UK & World News
Pothole Damage Costs Councils £22m In 2011
Councils paid out more than £22m in compensation last year to drivers whose cars were damaged by potholes.
Consumer group Which? said the north west of England was the worst affected region with £8m handed out in damages.
The Government allocated an extra £200m to local highway authorities after a review in 2011 revealed a "significant increase in the number of potholes".
But Which? found the backlog of repairs at each English local authority is still growing, up from £53.2million in 2009 to £61.3m last year.
Local authorities have estimated that it would cost £12.93 billion to clear the entire road maintenance backlog in the UK.
Which? executive director Richard Lloyd said: "Potholes are a menace for all road users. With temperatures plummeting this week and the bitter weather conditions set to continue, the backlog of repairs could grow again.

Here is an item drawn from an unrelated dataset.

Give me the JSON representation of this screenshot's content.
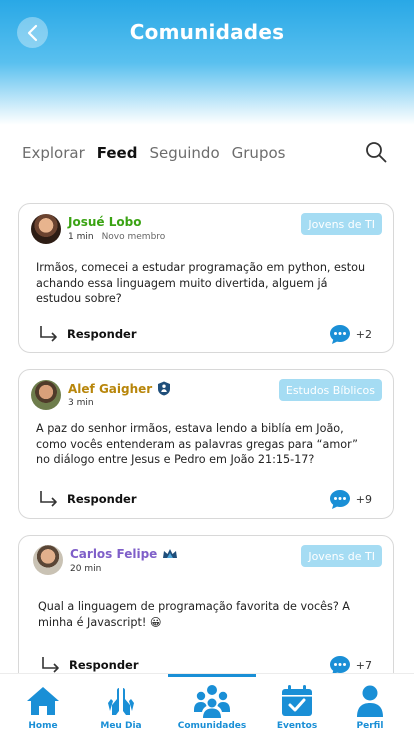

"Drivers should help themselves and everyone else on the road by pointing out potholes to the local council."
The watchdog said the chance of claims being successful depended on whether the local authority was aware of the pothole in the first place and had not repaired it or if it had not followed road maintenance guidelines.

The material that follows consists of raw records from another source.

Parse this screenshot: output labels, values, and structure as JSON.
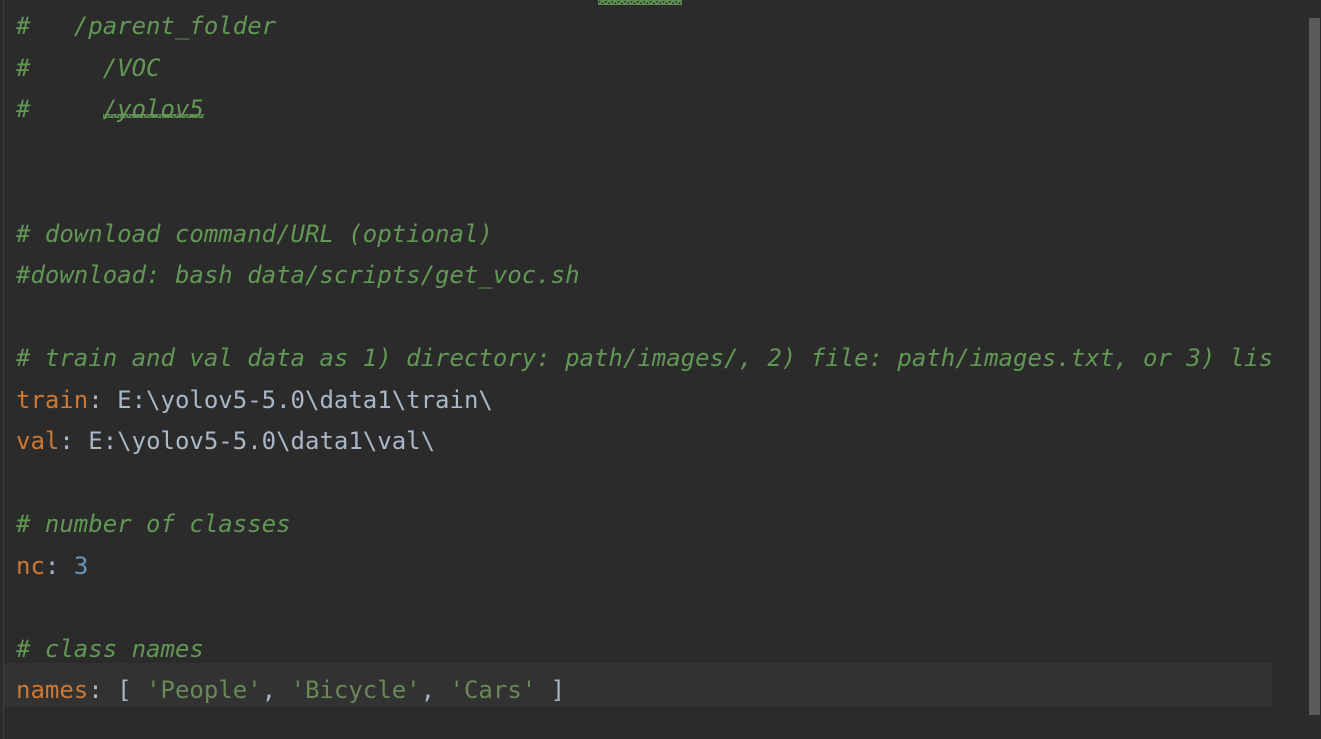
{
  "editor": {
    "app": "code-editor",
    "theme": "darcula",
    "language": "yaml",
    "background_color": "#2b2b2b",
    "current_line_highlight_color": "#323232",
    "colors": {
      "comment": "#629755",
      "key": "#cc7832",
      "value_text": "#a9b7c6",
      "number": "#6897bb",
      "string": "#6a8759",
      "bracket": "#a9b7c6",
      "scrollbar_thumb": "#5a5a5a",
      "gutter_border": "#3c3f41"
    },
    "lines": [
      {
        "id": "line-parent-folder",
        "kind": "comment",
        "text": "#   /parent_folder"
      },
      {
        "id": "line-voc",
        "kind": "comment",
        "text": "#     /VOC"
      },
      {
        "id": "line-yolov5",
        "kind": "comment",
        "text": "#     /yolov5",
        "prefix": "#     ",
        "spellchecked": "/yolov5"
      },
      {
        "id": "line-blank-1",
        "kind": "blank",
        "text": ""
      },
      {
        "id": "line-blank-2",
        "kind": "blank",
        "text": ""
      },
      {
        "id": "line-download-comment",
        "kind": "comment",
        "text": "# download command/URL (optional)"
      },
      {
        "id": "line-download-disabled",
        "kind": "comment",
        "text": "#download: bash data/scripts/get_voc.sh"
      },
      {
        "id": "line-blank-3",
        "kind": "blank",
        "text": ""
      },
      {
        "id": "line-traindata-comment",
        "kind": "comment",
        "text": "# train and val data as 1) directory: path/images/, 2) file: path/images.txt, or 3) lis"
      },
      {
        "id": "line-train",
        "kind": "keyvalue",
        "key": "train",
        "separator": ": ",
        "value": "E:\\yolov5-5.0\\data1\\train\\"
      },
      {
        "id": "line-val",
        "kind": "keyvalue",
        "key": "val",
        "separator": ": ",
        "value": "E:\\yolov5-5.0\\data1\\val\\"
      },
      {
        "id": "line-blank-4",
        "kind": "blank",
        "text": ""
      },
      {
        "id": "line-nc-comment",
        "kind": "comment",
        "text": "# number of classes"
      },
      {
        "id": "line-nc",
        "kind": "keynumber",
        "key": "nc",
        "separator": ": ",
        "value": "3"
      },
      {
        "id": "line-blank-5",
        "kind": "blank",
        "text": ""
      },
      {
        "id": "line-names-comment",
        "kind": "comment",
        "text": "# class names"
      },
      {
        "id": "line-names",
        "kind": "keylist",
        "key": "names",
        "separator": ": ",
        "open_bracket": "[ ",
        "items": [
          "'People'",
          "'Bicycle'",
          "'Cars'"
        ],
        "item_separator": ", ",
        "close_bracket": " ]",
        "is_current_line": true
      }
    ],
    "scrollbar": {
      "name": "vertical-scrollbar",
      "orientation": "vertical"
    }
  }
}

Local Transport Minister Norman Baker said: "We are providing councils with more than £3bn between 2011 and 2015 to maintain their roads and pavements and last month announced an extra £215m to help councils get the best out of their road network.
"This is on top of the additional £200m we gave to councils in March 2011 to repair local roads damaged by the severe winter weather in 2010.
"It is ultimately up to local highway authorities to determine how they prioritise their funding, but we want to help them get the best value for money.
"That is why we are funding the Highways Maintenance Efficiency Programme which helps councils work together to deliver a first class service to their residents, at the same time as saving money."
Potholes can be reported via a council's website. The Directgov website lists which council is responsible for specific roads.